Dennoch bleibt dies der Ausnahmefall. Das Normale unseres Lebens bleibt sehr alltäglich. Und ich schulde Ihnen heute in der Predigt die Erklärung, warum und wieso.
Die Schwäche der Gemeinde nach der Himmelfahrt
Sie haben doch auch schon oft gefragt: Warum lässt mir Gott diese Not? Warum macht er mich nicht ganz gesund?
Sie müssen erkennen, dass auch nach der Himmelfahrt Jesu die Gemeinde der Jesusjünger sehr schwach bleibt. Sie trägt keine Züge der Himmelsherrschaft an sich.
Sie haben sich doch auch schon oft gestoßen, wenn Sie Christen gesehen haben. Dachten Sie: Warum ist das auch so ein kleiner, müder Haufe? Man geniert sich ja schier daran.
Warum ist die Sache Jesu in unserer Welt nur so schwach?
Ich wünsche mir doch, dass Jesus, der Gewalt hat im Himmel und auf Erden, die Christen so stabil in der Welt stehen lässt, dass die Diktatoren von China und wer weiß woher vor Neid erblassen.
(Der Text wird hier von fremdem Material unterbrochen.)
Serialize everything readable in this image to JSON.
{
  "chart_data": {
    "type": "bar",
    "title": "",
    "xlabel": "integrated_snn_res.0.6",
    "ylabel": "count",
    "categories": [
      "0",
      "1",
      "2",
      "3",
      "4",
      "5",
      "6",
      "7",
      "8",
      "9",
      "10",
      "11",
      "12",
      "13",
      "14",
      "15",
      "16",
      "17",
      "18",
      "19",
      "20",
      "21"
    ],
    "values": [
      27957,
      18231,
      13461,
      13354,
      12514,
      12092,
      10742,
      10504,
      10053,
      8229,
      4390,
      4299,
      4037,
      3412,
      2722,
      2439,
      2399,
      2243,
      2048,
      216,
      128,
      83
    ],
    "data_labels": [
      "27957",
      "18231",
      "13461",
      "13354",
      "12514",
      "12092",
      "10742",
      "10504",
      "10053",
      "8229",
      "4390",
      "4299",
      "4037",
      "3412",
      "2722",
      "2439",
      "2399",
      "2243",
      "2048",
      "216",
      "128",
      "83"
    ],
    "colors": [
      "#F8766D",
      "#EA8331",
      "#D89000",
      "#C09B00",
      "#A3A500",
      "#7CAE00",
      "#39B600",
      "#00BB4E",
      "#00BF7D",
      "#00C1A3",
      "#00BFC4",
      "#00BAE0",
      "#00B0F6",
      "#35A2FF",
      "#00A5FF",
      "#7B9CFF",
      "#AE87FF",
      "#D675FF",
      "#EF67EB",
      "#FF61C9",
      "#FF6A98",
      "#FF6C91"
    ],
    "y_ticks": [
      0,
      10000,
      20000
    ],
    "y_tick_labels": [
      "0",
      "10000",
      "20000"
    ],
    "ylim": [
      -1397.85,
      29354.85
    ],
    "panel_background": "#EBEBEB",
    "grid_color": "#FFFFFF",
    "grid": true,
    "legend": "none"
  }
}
Stattdessen lächeln sie über die Christen. Sie nehmen sie ja gar nicht ernst.
Das ist doch in unserer Stadt nicht anders.
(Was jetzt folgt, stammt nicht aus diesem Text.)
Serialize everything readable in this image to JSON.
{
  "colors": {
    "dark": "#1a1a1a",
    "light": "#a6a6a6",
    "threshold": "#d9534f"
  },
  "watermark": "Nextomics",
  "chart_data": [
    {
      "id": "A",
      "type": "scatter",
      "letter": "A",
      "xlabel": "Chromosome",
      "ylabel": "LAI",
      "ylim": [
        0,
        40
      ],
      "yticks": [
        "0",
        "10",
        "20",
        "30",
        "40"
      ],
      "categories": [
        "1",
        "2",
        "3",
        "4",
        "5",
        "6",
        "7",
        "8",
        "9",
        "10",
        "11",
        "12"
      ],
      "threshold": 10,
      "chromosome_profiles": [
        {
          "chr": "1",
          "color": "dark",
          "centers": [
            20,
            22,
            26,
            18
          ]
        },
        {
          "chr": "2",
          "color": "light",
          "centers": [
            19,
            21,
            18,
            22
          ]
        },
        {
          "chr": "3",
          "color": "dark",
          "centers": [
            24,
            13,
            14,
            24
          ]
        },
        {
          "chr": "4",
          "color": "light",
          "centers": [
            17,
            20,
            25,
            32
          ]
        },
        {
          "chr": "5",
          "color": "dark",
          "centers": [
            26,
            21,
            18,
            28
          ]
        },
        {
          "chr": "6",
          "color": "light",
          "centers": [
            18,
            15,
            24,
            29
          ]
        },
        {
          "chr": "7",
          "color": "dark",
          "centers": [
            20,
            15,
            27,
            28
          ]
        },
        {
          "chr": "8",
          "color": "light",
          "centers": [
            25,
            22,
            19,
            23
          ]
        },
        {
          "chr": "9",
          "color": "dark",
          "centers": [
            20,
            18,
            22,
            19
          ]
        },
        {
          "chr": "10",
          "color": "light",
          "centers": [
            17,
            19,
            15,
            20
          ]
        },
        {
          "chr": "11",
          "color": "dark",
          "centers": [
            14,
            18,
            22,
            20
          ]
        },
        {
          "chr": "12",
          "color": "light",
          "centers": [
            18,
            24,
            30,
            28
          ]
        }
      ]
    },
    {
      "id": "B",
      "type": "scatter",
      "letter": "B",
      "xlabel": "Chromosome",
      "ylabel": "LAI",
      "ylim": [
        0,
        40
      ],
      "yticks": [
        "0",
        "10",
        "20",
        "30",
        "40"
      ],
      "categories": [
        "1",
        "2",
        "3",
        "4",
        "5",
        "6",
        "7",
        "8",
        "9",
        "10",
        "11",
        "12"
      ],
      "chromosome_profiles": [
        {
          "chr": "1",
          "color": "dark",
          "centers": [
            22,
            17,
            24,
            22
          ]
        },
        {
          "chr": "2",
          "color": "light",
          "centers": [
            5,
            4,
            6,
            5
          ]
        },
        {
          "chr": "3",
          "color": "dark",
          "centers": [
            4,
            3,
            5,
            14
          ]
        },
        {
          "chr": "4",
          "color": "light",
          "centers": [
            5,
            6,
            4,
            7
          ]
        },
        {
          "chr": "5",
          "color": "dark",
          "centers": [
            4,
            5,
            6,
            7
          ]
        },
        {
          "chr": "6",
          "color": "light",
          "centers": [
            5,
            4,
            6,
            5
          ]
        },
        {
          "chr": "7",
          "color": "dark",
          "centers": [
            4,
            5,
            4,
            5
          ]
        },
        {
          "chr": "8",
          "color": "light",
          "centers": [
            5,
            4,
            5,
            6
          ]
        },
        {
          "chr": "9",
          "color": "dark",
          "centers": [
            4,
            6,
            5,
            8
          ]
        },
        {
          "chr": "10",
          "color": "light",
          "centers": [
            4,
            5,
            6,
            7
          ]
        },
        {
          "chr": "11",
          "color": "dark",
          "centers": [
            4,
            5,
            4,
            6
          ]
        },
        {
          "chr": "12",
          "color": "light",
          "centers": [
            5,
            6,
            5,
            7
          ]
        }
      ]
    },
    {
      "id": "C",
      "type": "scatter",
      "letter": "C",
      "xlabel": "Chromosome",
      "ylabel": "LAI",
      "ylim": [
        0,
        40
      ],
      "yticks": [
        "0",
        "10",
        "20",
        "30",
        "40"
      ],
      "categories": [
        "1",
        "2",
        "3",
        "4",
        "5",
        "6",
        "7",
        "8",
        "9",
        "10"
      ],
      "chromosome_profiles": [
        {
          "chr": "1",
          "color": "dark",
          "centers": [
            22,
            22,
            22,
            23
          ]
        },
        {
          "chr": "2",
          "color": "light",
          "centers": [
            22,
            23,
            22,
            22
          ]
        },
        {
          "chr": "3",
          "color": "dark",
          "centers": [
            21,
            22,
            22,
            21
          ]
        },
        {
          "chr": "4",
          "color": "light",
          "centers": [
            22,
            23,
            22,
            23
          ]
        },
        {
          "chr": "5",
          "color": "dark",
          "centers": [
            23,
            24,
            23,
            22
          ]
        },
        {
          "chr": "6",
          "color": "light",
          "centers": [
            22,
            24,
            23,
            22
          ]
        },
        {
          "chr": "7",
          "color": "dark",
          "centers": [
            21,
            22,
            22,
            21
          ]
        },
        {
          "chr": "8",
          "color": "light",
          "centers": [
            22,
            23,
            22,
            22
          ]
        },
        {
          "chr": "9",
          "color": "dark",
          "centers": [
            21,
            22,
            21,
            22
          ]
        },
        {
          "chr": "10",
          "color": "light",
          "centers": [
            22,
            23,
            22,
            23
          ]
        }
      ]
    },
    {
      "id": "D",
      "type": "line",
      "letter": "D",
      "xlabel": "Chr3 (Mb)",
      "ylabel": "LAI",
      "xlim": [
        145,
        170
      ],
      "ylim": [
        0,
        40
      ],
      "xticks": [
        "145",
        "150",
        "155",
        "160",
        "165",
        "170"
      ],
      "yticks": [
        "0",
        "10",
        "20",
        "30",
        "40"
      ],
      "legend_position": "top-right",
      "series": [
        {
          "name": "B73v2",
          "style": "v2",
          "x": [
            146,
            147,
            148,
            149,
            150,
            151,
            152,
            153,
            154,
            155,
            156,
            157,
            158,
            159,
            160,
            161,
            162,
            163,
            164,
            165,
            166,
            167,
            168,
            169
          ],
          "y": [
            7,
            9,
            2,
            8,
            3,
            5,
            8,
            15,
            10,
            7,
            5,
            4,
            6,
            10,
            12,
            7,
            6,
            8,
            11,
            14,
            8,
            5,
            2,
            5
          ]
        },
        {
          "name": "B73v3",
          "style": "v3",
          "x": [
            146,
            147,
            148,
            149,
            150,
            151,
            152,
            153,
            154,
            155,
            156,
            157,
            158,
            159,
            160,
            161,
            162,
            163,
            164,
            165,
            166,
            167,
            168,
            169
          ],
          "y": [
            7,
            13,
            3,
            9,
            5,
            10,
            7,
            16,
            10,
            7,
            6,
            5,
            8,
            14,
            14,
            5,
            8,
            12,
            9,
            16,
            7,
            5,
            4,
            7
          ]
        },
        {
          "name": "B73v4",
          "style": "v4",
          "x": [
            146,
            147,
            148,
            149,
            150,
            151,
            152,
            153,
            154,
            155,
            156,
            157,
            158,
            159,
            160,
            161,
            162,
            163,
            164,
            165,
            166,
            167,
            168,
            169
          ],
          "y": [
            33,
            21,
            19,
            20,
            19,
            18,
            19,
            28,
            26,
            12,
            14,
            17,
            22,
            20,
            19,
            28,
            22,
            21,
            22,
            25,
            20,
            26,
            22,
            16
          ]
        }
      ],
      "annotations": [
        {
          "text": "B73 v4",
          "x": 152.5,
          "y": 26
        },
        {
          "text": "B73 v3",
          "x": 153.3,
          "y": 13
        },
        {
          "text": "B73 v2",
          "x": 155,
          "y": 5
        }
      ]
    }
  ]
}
Macht und Ohnmacht der Gemeinde: Die Ohnmacht
Ich möchte heute zu Ihnen über die Macht und Ohnmacht der Gemeinde sprechen. Dabei habe ich nur zwei Punkte, und ich beginne mit der Ohnmacht der Gemeinde.
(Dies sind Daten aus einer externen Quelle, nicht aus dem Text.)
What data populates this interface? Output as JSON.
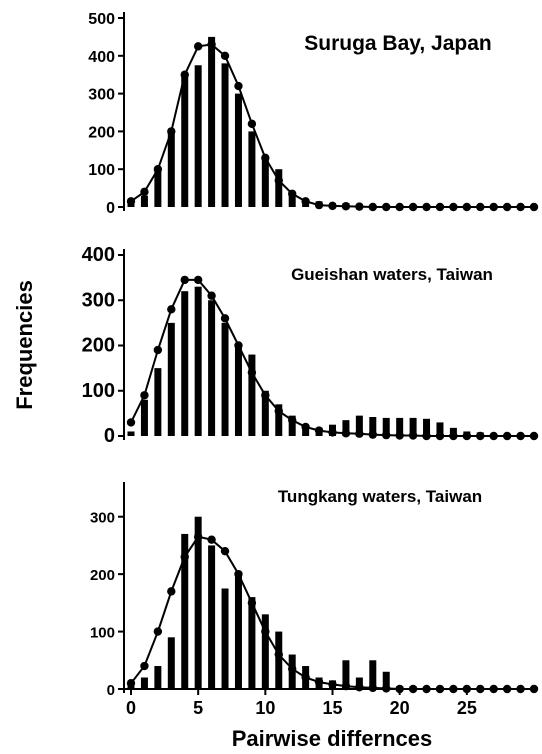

Jesus hat von Anfang an nicht mit seinen Jüngern darüber gesprochen. Ich hatte Bedenken, ob ich heute den vorgeschriebenen Text predigen soll oder ob ich nicht Rücksicht auf diejenigen nehmen soll, die Anfänger im Glauben sind, und ihnen zuerst einfach Freude an der Macht und Gewalt Jesu vermitteln soll. Doch ich dachte: Nimm es an, du musst predigen. Es kommt der Moment, in dem auch die Fortgeschrittenen die Lektion verstehen müssen.
Jesus sagt zu seinen Jüngern: Am Anfang habe ich so nicht zu euch gesprochen, weil ich ja bei euch war. Doch nun kommt der Zeitpunkt, an dem ich euch sagen muss, dass auch ihr als Jüngerkreis durch viel Ohnmacht und Schwäche hindurchgehen werdet.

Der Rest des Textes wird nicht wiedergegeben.